At that time we did not realize what was happening at the nuclear plant in Fukushima. Next morning, the media started to report the troubles around Fukushima Nuclear Plant, but most of us did not take it seriously. The disaster caused by the earthquake and tsumani simply overwhelmed us. In retrospect, the fact that the big tsumani swallowed the nuclear plant is really horrifying, and from the beginning you should have noticed that the situation must have been very alarming. But we did not. I would suspect the government and TEPCO top guys had the same state of mind. It IS an emergency, but the normal procedure for emergency should be sufficient, so please do not worry. We can handle it. Just stop the plant. Thank you for your efforts. Period.

Well, what actually happened was, as you all know, totally contrary. A poor accountability. A collapse of risk management. A chain of human errors and misjudgments. The system which cannot cope with and adjust to the reality. Confusion over information and the order of commands. a lack of leadership. A political and corporate comedy show with aftermath of a huge number of casualties. You cannot laugh at all. It is like you stand in front of the hell gate, with the gatekeeper showing you all your vices and faults in your lifetime. I mean, those characteristics above are exactly what we the Japanese have been self-criticizing ourselves in the last decade or two as “factors to be addressed, otherwise we get doomed.”

So, it happened.

And we got doomed.

All the regions along the north east Japan is now a disaster area with Fukushima (and perhaps Ibaragi, too) double-hit by nuclear leakage. Due to the electricity shortage in the eastern part of Japan, including Tokyo, the country is now half paralyzed. The city I live, Fujiswa, which is in Kanagawa Prefecture, south of Tokyo, started scheduled blackouts, around 3 hours (6 hours when necessary) a day. It hit the community very hard. My friends running small shops or cafes told me that they might get forced out of business, if it continues. But it continues. TEPCO does not explain how long it lasts. Two months? Three months? No one knows. Even if TEPCO gives us dates, we do not believe them anymore.

There are long queues at gas stations and super markets. Not because of logistics failure. There are lots of goods. Something else in the social system is apparently not working properly. There are less trains running, so the commuters have to endure severer than usual rush hours (for those who know what rush hours in Tokyo are like in normal times, this means something really sinister).

So, taking scheduled blackouts only, it does not seem working efficiently. People are complaining about the unfair treatment among cities and communities (for example, the central part of Tokyo is not included in the blackout city list).

The earthquake and subsequent tsunami brought a huge disaster, indeed. But now we are experiencing secondary disasters due to malfunctions of our system. maybe not as dire as Haiti, but Japan was, after all, not immune to it anyway. A sense of security has been lost forever.

We have to live with all of it. We need to be strong. Maybe we cannot count on the government, but only ourselves. Now the sense of solidarity is arising among us. Something at the bottom of our heart has been clicked after 311. Or perhaps, awaken, after a long sleep.
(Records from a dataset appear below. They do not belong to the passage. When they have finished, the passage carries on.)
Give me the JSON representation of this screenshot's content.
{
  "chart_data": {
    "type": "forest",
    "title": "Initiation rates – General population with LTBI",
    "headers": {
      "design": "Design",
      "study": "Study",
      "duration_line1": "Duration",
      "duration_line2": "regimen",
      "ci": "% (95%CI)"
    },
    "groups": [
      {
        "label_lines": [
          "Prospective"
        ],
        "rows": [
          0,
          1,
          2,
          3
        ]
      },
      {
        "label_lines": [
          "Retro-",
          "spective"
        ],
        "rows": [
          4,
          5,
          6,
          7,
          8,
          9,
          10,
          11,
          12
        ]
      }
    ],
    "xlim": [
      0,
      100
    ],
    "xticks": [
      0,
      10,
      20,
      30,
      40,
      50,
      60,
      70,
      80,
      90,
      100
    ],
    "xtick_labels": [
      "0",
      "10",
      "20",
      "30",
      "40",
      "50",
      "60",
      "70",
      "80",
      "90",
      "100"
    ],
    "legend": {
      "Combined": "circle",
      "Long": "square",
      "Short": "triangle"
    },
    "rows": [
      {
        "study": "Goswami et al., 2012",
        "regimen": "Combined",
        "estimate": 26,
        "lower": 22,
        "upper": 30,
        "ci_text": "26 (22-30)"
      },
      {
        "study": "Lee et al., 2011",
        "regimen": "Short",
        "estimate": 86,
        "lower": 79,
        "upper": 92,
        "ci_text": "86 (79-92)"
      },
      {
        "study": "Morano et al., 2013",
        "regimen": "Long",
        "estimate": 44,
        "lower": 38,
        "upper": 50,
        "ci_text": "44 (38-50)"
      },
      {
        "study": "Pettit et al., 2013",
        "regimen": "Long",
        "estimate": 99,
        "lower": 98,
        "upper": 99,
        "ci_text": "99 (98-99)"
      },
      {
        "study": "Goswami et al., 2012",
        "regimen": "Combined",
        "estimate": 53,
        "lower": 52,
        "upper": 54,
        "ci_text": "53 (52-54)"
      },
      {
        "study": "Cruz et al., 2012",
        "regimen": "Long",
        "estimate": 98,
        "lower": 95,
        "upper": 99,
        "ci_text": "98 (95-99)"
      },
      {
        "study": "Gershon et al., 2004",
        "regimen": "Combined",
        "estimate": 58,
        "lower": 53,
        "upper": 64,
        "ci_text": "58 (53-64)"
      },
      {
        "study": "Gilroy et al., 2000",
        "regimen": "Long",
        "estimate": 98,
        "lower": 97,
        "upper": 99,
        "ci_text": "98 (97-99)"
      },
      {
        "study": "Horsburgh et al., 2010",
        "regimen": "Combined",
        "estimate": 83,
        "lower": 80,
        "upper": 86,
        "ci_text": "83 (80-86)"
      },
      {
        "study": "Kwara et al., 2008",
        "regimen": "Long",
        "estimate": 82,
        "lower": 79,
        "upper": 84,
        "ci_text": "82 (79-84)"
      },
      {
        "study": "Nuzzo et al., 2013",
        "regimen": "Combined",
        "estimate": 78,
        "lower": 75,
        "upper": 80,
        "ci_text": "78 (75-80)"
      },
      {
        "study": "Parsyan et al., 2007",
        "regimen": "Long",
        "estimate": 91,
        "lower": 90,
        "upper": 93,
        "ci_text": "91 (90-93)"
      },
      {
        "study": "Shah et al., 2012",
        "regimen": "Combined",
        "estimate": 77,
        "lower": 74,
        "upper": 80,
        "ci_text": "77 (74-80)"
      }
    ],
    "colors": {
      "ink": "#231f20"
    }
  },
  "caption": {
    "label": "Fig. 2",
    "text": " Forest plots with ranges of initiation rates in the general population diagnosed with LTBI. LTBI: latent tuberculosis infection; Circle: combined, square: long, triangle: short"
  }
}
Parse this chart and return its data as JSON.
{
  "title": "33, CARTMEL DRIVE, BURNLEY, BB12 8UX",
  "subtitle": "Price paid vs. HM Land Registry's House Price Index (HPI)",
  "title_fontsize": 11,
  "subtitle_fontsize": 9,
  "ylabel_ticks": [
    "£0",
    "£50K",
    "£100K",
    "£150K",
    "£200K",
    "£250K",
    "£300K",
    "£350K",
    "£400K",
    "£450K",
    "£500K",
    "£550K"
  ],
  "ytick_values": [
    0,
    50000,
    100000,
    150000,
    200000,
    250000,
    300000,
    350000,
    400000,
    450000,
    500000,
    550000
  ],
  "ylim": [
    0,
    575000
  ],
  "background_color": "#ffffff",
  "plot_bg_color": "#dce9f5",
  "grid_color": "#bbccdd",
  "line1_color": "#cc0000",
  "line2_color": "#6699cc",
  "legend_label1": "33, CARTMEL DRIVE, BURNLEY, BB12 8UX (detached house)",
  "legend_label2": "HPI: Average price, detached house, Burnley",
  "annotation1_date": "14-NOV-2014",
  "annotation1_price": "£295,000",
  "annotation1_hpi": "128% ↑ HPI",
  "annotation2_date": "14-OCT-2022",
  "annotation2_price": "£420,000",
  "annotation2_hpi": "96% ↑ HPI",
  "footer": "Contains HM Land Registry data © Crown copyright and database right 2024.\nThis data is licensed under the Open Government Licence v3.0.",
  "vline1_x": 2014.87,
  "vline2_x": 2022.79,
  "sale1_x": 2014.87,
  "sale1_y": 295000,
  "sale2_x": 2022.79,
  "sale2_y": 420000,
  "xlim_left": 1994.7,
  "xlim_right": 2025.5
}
I was in Kamakura yesterday. A beautiful old town. The life there is already back in normal. There are less tourists, but it is only a week after the apocalypse. I talked with Jun-san who runs a small T-shirts shop in a shopping arcade called Marushichi Shotengai, which was built as a black market after the World War 2. He said, the business would not be as high as before at least for the time being. but all the shop owners there are in fact already survivors in their own lives, so this is just another round of the games. Let’s re-start. Radiation? Do not worry. We already have pollens flying in the air, causing us hey fevers. So it is just a matter of additional bother.

So we are re-starting. Every morning checking radiation levels.